Audio circuits never sound the same laid out on a breadboard as they do on a proper circuit board, so there is a lot of trial and error (and parts purchases, and re-etching) involved in getting from design to production,

There are many reasons why I would not choose to mill a speaker box out of a chunk of solid alder. But it is really nice to have something so elemental as part of your everyday environment. There are many reasons why I would not choose a bent panel of stainless for a loudspeaker diaphragm. But I’d also say there are probably many worse choices in terms of sound quality at the same price in retail stores near you.


#11

The price is not unreasonable in light of the materials and them being made in America, but whether its reasonable in light of the sound remains to be seen, and, though a frequency plot in itself doesn’t tell you everything, its really the only thing you can judge from without hearing them in person, and they didn’t post one.


#12

I’ll stick with my B&Ws, because I like nice music.


#13

Well, remains to be heard, at any rate. And no matter how fancy-looking, no matter what brand, no matter what exotic or space-age materials, I’m never spending more than $100 on speakers without hearing them first.


#14

Given the material in use for the diaphragm it is far to tempting to respond:
“nice music”, as opposed to “heavy metal”?

But seriously, one can’t go wrong with B&W in any price range in terms of the sound quality. I’ve snapped up many pairs of DM series from charity-shops, spent the $20 on the needed tweeter diaphragm that put them there, and then passed them on at cost to appreciative friends.


#15

Inherited a pair of DA2s from a flatmate about 15 years ago.

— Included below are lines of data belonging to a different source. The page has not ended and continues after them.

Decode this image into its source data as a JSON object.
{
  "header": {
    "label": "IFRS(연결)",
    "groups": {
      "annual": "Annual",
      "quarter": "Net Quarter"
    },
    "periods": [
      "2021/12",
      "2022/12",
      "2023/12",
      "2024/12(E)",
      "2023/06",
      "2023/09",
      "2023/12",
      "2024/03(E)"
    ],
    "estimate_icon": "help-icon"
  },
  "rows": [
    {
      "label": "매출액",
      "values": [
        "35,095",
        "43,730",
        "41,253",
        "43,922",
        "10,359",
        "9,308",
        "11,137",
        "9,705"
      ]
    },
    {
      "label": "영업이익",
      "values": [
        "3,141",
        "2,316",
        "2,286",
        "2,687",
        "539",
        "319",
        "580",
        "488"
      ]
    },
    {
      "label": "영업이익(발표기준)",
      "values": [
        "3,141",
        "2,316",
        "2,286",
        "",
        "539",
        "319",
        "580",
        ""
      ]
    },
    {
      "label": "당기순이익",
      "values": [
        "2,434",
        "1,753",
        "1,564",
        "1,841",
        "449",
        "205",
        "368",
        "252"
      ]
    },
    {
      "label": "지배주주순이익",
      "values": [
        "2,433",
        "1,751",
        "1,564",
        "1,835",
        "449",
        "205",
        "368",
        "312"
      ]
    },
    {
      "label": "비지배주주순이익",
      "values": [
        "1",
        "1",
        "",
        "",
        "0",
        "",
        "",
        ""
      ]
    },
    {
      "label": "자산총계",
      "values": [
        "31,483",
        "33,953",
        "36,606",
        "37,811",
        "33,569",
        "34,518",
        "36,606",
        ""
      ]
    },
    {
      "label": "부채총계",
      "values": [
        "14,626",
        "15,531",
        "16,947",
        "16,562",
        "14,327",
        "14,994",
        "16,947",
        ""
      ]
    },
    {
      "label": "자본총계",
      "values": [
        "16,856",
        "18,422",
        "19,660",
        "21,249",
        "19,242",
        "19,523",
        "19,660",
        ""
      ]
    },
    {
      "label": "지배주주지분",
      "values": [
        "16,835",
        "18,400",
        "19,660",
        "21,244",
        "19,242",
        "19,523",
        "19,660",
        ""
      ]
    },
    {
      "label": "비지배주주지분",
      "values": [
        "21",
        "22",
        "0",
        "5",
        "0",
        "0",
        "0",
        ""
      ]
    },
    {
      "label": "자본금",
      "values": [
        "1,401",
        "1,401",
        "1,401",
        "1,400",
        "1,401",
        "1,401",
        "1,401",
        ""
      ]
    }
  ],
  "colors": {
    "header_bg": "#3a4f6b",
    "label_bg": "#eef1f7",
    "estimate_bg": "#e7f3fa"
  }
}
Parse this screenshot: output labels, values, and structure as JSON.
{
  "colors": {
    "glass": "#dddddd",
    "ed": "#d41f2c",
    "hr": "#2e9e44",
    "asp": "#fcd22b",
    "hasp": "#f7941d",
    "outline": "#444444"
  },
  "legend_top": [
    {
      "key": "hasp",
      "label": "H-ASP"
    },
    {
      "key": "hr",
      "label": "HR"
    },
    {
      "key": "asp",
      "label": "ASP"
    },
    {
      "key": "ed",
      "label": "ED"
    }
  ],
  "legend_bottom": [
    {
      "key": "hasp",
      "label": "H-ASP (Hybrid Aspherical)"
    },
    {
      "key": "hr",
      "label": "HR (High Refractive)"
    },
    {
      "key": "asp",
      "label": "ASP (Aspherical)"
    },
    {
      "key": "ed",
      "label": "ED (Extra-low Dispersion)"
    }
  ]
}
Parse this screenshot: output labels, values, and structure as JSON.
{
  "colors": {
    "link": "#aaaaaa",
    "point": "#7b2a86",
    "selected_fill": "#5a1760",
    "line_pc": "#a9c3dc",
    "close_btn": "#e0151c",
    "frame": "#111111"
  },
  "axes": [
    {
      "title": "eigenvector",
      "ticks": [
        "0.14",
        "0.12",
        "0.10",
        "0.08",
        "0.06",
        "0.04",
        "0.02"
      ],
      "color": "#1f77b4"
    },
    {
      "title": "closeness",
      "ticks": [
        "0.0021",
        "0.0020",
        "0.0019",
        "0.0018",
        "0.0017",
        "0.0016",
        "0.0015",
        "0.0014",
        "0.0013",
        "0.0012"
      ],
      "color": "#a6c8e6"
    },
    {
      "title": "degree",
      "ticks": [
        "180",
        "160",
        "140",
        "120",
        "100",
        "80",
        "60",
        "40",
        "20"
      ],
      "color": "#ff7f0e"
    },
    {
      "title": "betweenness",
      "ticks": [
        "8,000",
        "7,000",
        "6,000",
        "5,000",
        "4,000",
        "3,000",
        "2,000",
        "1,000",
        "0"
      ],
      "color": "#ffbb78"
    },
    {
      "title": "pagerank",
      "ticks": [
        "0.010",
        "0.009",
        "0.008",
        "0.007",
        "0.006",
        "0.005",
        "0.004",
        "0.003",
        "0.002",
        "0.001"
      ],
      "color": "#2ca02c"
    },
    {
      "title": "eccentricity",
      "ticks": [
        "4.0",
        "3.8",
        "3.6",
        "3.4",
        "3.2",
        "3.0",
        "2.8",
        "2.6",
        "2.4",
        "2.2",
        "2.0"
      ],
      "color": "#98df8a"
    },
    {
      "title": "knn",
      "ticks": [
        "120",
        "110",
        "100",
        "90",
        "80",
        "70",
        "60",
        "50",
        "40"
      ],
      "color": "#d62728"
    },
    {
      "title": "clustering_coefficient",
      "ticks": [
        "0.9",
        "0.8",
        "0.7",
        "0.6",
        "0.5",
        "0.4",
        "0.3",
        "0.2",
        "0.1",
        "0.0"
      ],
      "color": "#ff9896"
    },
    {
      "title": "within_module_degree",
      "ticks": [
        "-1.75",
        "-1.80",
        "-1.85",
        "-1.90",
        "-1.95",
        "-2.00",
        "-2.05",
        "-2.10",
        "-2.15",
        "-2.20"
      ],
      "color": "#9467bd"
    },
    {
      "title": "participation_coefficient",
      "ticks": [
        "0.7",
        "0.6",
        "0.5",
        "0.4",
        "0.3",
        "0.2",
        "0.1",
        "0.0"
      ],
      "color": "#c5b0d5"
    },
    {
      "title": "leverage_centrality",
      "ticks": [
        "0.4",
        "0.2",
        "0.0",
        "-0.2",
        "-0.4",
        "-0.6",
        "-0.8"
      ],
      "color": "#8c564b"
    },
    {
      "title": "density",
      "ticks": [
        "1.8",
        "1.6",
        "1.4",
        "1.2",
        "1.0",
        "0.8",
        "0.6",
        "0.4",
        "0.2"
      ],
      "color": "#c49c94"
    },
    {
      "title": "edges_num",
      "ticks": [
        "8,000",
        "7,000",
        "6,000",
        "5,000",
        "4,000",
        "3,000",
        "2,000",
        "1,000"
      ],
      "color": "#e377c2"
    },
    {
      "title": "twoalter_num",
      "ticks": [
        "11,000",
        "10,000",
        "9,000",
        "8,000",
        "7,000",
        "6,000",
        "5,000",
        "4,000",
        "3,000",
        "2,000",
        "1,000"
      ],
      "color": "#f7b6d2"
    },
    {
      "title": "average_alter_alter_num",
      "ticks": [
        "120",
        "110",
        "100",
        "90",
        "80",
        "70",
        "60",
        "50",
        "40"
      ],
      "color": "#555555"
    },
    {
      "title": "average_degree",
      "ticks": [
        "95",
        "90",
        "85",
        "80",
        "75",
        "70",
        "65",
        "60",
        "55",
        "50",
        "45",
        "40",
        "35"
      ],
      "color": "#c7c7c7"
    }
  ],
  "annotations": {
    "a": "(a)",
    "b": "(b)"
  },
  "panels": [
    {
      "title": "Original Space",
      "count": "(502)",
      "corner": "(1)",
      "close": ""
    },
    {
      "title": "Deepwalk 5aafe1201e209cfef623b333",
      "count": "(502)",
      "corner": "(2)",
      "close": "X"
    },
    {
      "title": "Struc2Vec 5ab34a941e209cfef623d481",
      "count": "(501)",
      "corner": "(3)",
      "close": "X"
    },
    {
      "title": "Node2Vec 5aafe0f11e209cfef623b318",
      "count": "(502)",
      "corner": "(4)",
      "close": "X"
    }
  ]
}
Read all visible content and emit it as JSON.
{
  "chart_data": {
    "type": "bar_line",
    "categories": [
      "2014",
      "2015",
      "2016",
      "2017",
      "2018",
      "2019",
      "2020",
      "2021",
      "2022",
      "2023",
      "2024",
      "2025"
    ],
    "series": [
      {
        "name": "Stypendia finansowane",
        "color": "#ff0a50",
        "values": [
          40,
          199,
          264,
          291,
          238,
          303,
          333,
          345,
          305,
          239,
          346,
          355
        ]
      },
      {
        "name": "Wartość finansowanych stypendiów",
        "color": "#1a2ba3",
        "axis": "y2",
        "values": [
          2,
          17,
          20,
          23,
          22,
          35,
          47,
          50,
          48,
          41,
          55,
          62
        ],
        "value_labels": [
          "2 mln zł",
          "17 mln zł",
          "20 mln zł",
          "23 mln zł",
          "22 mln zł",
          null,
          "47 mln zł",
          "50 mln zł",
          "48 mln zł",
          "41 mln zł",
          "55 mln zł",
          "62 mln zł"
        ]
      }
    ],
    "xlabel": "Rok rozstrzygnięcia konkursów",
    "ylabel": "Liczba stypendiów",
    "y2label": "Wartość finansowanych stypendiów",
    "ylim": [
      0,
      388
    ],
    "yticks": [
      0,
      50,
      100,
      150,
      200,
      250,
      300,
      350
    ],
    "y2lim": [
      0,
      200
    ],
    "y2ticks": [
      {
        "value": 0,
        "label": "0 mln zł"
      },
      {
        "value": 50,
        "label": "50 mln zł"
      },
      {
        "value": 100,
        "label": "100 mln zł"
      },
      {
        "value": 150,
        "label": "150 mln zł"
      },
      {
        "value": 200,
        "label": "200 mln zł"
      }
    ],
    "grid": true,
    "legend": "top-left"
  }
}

They’re almost as old as me, and I love them (and heavy metal, natch).


#16

There, um, might be a reason why they are for ‘people who like nice things’ rather than ‘people who like nice sounds’…

To be sure, there are more and less elegant speaker designs in the world; but it’s virtually impossible to beat having plenty of volume to work with, along with case materials that would stop a bullet, much less an undesired vibration. Such hardware tends to suffer low WAF, though.


#17

My idea of a nice sound system…

http://www.cathodecorner.com/loudbike/

Of course, it’s my bike.


#18

You sir, are a champion!


#19

You can never have too many amplifiers. Or speakers.


#20

Seems to me that “nice”, even when not used sarcastically, is generally a pretty mild approval.